La COP26, la conferenza ONU sul clima in corso a Glasgow, ha superato la prima settimana di lavori ed è già stata bollata come un fallimento da Greta Thunberg perché priva di impegni sufficientemente concreti o ravvicinati contro il surriscaldamento della Terra. Ma il giudizio negativo dell'attivista per il clima non è isolato: sono stati migliaia i giovani scesi nelle piazze di tutte le città del mondo per denunciare l'inadeguatezza dell'approccio dei leader politici alla questione della "giustizia climatica".
Quindi la domanda è: a Glasgow, finora, c’è stato solo un bla bla bla o la conferenza, che dovrebbe chiudersi venerdì 12 novembre 2021, ha prodotto qualche risultato concreto?
Intanto il Ministro per la Transizione Ecologica ha annunciato che l'incontro dei 400 giovani tra i 15 e i 29 anni provenienti da 186 Paesi svoltosi a Milano a settembre sotto il nome Youth4Climate diventerà una piattaforma permanente.
Co2: impegni presi? Pochi
In termini di impegni nazionali per il taglio delle emissioni di anidride carbonica, la notizia è arrivata dall’India, con il premier Narendra Modi che ha annunciato che il Paese, al momento il terzo maggiore inquinatore dopo Cina e Stati Uniti, punta a generare la metà dell’energia che consuma da rinnovabili entro il 2030 e a raggiungere la neutralità carbonica nel 2070.
Secondo gli esperti questo secondo target è estremamente ambizioso e, secondo la rivista Nature, questo obiettivo è probabile che si riferisca alla sola Co2, mentre gli altri gas serra arriverebbero dopo. Tuttavia si tratta di un impegno che contrasta con le vaghe promesse dell’Arabia Saudita, il secondo produttore di petrolio al mondo, e della Russia il secondo produttore di gas al mondo.
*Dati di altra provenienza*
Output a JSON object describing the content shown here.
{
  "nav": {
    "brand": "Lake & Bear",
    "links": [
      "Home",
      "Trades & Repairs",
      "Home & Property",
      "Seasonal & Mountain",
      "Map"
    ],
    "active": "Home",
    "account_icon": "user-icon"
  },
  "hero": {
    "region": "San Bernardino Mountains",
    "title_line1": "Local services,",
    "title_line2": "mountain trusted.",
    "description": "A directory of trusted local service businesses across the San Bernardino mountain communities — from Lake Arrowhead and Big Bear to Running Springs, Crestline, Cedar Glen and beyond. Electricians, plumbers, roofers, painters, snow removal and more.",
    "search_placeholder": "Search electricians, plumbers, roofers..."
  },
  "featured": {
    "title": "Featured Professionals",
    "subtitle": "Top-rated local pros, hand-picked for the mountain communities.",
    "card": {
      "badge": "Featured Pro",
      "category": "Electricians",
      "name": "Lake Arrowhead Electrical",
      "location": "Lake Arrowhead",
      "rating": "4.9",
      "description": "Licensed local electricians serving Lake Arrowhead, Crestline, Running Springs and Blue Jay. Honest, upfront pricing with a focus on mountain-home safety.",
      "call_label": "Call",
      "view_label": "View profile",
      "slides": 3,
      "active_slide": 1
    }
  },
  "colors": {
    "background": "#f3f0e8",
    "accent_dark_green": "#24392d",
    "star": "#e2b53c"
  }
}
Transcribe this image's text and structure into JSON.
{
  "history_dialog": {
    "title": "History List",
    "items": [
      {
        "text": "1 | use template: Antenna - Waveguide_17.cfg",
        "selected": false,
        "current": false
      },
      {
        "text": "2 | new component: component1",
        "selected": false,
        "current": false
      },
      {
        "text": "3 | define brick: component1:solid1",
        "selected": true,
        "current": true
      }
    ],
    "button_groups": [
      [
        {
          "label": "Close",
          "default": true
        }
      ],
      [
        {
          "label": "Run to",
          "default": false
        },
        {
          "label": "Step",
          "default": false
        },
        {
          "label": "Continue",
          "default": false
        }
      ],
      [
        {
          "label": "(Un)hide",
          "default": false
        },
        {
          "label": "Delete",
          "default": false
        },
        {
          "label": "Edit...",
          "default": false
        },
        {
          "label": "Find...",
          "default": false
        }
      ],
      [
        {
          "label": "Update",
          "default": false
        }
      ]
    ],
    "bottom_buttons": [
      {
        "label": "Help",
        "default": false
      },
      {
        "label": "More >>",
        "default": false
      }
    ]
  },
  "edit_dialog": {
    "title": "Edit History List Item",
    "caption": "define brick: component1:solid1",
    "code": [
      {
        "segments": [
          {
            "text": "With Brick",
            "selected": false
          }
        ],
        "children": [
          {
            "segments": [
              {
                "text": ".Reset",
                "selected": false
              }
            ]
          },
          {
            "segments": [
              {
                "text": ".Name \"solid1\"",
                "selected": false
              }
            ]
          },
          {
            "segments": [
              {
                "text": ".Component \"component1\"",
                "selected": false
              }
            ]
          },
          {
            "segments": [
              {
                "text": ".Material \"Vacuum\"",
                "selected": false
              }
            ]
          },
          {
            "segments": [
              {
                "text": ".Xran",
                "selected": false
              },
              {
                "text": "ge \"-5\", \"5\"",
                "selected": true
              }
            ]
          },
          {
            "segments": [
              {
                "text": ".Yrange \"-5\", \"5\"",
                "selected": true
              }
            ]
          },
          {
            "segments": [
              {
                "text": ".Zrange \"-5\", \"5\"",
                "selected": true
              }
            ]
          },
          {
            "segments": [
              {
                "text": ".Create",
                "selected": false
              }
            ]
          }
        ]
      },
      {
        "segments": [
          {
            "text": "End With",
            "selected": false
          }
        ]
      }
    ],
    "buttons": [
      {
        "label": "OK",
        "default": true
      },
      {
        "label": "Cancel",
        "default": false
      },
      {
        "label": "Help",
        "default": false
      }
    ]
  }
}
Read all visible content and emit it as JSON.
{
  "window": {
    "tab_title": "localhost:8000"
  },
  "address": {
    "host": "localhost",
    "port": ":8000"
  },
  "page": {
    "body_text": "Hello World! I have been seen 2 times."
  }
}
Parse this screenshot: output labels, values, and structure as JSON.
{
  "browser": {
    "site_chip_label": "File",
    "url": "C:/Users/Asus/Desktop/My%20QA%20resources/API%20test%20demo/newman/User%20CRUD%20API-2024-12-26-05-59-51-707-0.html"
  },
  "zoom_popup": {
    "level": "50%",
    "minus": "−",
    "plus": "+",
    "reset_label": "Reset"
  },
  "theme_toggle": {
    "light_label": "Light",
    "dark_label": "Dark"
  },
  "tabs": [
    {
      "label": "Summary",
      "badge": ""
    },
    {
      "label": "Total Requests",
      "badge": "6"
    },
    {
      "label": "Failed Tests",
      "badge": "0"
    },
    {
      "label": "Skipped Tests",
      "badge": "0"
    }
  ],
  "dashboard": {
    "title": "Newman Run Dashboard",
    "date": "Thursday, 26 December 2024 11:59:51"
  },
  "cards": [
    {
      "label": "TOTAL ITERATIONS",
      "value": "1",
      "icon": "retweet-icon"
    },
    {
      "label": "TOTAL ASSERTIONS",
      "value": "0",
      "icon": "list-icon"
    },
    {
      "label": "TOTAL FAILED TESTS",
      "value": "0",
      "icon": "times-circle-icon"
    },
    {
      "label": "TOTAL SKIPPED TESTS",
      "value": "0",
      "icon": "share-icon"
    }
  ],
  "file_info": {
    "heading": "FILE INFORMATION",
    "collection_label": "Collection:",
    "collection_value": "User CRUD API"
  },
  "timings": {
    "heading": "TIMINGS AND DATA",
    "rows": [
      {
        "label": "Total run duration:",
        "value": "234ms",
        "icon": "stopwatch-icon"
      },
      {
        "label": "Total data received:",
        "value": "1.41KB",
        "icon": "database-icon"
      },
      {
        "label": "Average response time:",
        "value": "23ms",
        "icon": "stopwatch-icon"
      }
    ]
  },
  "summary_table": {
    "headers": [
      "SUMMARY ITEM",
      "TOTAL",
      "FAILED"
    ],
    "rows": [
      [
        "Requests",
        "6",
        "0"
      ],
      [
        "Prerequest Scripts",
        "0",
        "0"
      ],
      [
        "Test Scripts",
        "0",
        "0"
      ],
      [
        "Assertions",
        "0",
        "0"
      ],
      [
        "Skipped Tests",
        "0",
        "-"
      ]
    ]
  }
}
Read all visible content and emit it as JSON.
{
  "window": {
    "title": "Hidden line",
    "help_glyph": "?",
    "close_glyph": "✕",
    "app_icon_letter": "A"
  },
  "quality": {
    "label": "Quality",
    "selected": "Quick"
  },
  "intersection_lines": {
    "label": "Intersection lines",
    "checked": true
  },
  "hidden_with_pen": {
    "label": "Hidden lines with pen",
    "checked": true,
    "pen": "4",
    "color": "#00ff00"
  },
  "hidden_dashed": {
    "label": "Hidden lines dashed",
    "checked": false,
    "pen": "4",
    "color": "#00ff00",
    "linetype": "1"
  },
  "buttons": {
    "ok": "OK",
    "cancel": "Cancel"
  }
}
Insomma, moltissimo resta da fare.
Metano: Cina, India, Russia business as usual
L’anidride carbonica è il motore principale del riscaldamento globale, ma il metano è un altro potente gas serra, i cui livelli in atmosfera si sono impennati negli ultimi dieci anni. L’impegno sottoscritto da oltre 90 Paesi, in rappresentanza di due terzi dell’economia globale, di ridurre le emissioni di metano di almeno il 30% rispetto ai livelli attuali è considerato un importante, pur se tardivo, passo avanti. Il metano viene emesso da pozzi di gas e petrolio, condutture, bestiame e discariche municipali e lo sforzo, guidato dagli Stati Uniti, coinvolgerà aziende che saranno obbligate a riparare le falle di oltre cinque milioni di chilometri di gasdotti.
"Ridurre le emissioni di metano - ha affermato la Presidente della Commissione europea Ursula von der Leyen - è una delle azioni più efficaci che possiamo intraprendere per ridurre il riscaldamento globale a breve termine e mantenerlo a 1,5 gradi centigradi".
Ma, e sottolineiamo "ma", Cina, India e Russia non si sono impegnate a ridurre le proprie emissioni di metano.
Dal carbone solo delusione
I gas serra prodotti dalla combustione del carbone rappresentano il contributo singolo più grande al cambiamento climatico. Emancipare il mondo dal carbone è considerato fondamentale per limitare l’aumento della temperatura del pianeta.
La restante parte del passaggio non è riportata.